Certaines organisations vivent parfois des situations de crise qui s’installent progressivement dans la durée. Des tensions interpersonnelles et inter-groupes se développent et des antagonismes puissants viennent s’ancrer dans le quotidien. Il peut s’agir d’oppositions verticales (ex. : salariés / encadrement) ou horizontales (ex. : cœur de métier / fonctions support).
Ces antagonismes, même s’ils se nourrissent de difficultés réelles, sont souvent catalysés par une représentation faussée du travail de l’autre, de son rôle dans l’organisation et des contraintes auquel il fait lui-même face.
Au fil du temps, et lorsqu’elles ne sont pas traitées, ces oppositions finissent par prendre racine dans la culture d’entreprise et sont considérées par les professionnels avec un certain fatalisme.
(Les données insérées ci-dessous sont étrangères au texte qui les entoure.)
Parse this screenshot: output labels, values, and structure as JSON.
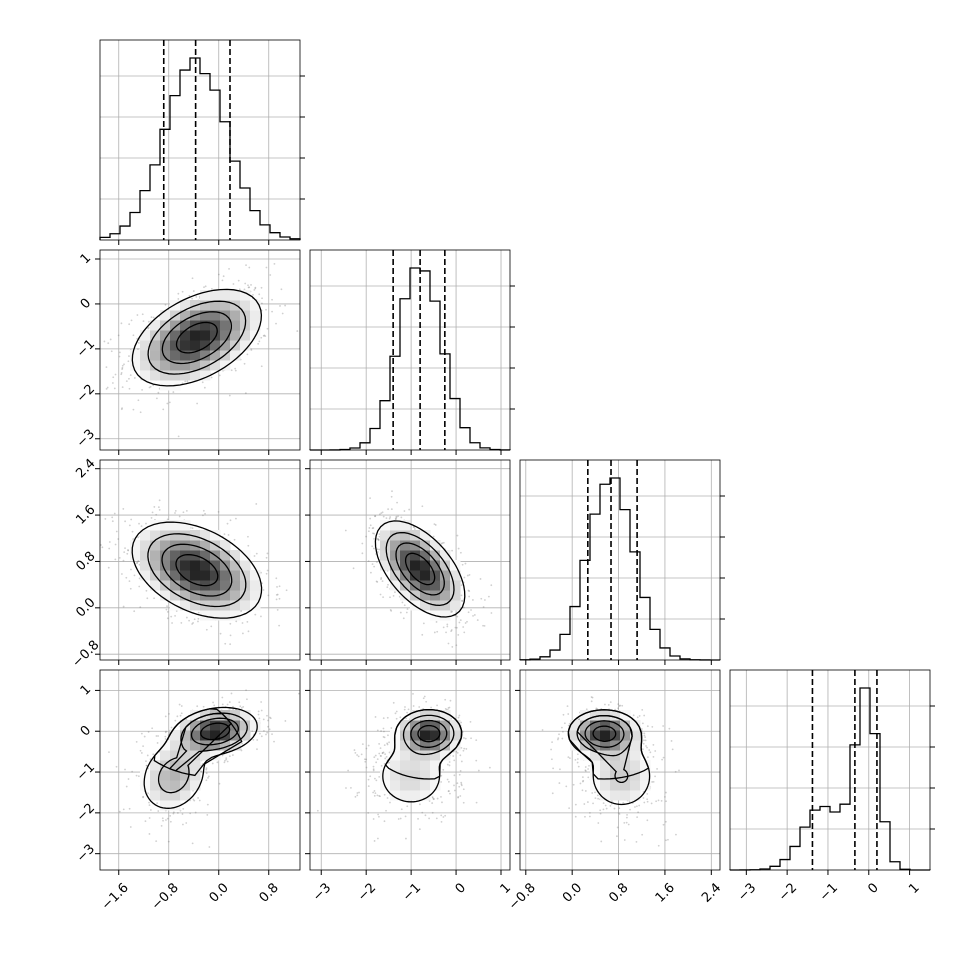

Nous pouvons parler dans ces cas de figure de déviance de la norme, dans la mesure où chacun accepte et banalise peu à peu les tensions, les replis et les dysfonctionnements qu’impliquent ces postures, sans parler de l’impact sur la santé et l’intégrité de l’ensemble des professionnels.
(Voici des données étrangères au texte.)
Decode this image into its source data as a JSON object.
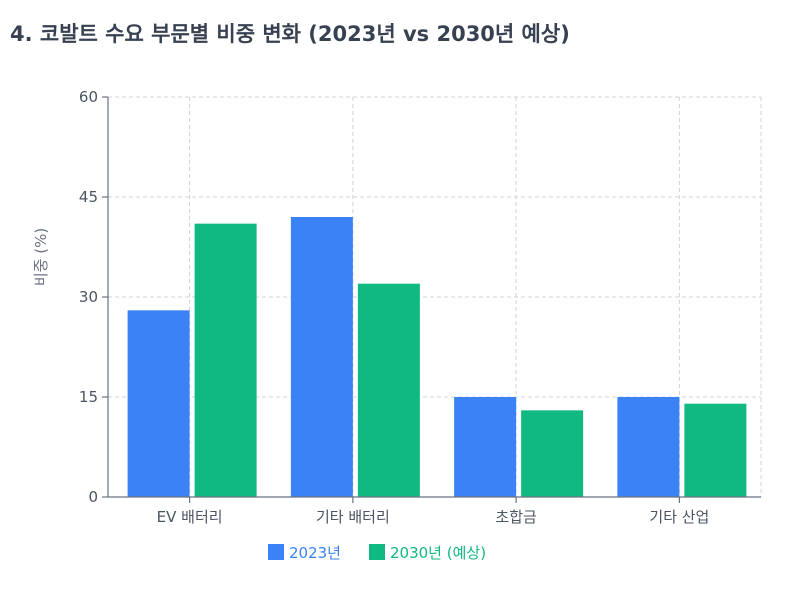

Face à ce type de situation, les approches classiques fondées sur l’investigation et l’identification des risques et des ressources sont souvent inopérantes. En effet, les problématiques internes sont souvent assez bien identifiées par les acteurs internes qui y font face depuis longtemps, sans pour autant arriver à les dépasser.
La persistance de ces difficultés représente même un bénéfice secondaire dans certains cas, dans la mesure où elle préserve une forme de cohésion corporatiste face à des situations agressantes.
C’est pourquoi des méthodologies alternatives, fondées sur la mise en dynamique de l’organisation, doivent être mises en œuvre pour dépasser ces blocages collectifs.
L’écoute ascendante fait partie de ces alternatives.
Principes de l’écoute ascendante
L’écoute ascendante est une démarche d’accompagnement visant avant tout à restaurer le dialogue et le sens de l’intérêt collectif au sein d’un groupe. Il s’agit d’une démarche itérative, qui doit être pilotée de façon paritaire et participative.
La démarche s’articule autour de phases d’écoute collective. Chaque phase vise à identifier des situations de travail problématiques et d’en cibler les causes, puis d’identifier des solutions concrètes.
Les premières phases d’écoute sont réalisées auprès de groupes de travail restreints et homogènes, regroupant par exemple des professionnels d’un même métier ou service habitués à travailler ensemble. Lors de ces premières phases, la parole est relativement libre, mais elle est souvent dominée par l’expression des difficultés et la stigmatisation d’autres groupes.
Les phases suivantes ont ensuite lieu au sein de groupes de plus en plus hétérogènes, afin de reconstruire des espaces de travail mixtes où les professionnels se confrontent, s’écoutent, et réapprennent peu à peu à résoudre les situations problématiques ensemble.
Ainsi, à chaque itération, les situations à problèmes identifiées lors des phases précédentes sont analyses afin de faire émerger des solutions construites collectivement.
L’introduction progressive de la mixité et de la confrontation amène également les professionnels à découvrir réciproquement leurs contraintes, déconstruire leurs représentations négatives préexistantes et tendre progressivement vers un esprit de soutien réciproque.
Pour que la démarche d’écoute ascendante aboutisse à des améliorations concrètes, les propositions d’action issues de chaque phase doivent être validées par un organe de pilotage légitime, représentatif et disposant d’une véritable latitude décisionnelle.
Prérequis et points de vigilance
Les démarches d’écoute ascendante sont par définition déployées dans des environnements de travail dégradés. Elles doivent donc s’accompagner de nombreux points de vigilance.
Premièrement, le cadre déontologique, les objectifs et les limites de la démarche doivent être clairement partagés avec l’ensemble des parties prenantes, à commencer par les pilotes de la démarche qui s’engagent formellement à les respecter.
Deuxièmement, il est essentiel que chaque phase d’écoute donne lieu à des évolutions tangibles des conditions de travail. Cela n’est possible que l’lorsque l’instance de pilotage de la démarche est réactive et qu’elle a à sa disposition les leviers techniques, humains et financiers.
Il est par ailleurs essentiel que les professionnels externes missionnés pour réaliser l’écoute ascendante soient perçus comme neutres et légitimes par l’ensemble des parties prenantes, ce qui implique des modalités participatives de sélection du prestataire.
Enfin, il est indispensable que les partenaires sociaux s’engagent à mettre de côté leurs oppositions le temps de la démarche et la soutiennent unanimement afin d’inciter l’ensemble des salariés concernés à adopter une posture proactive et constructive.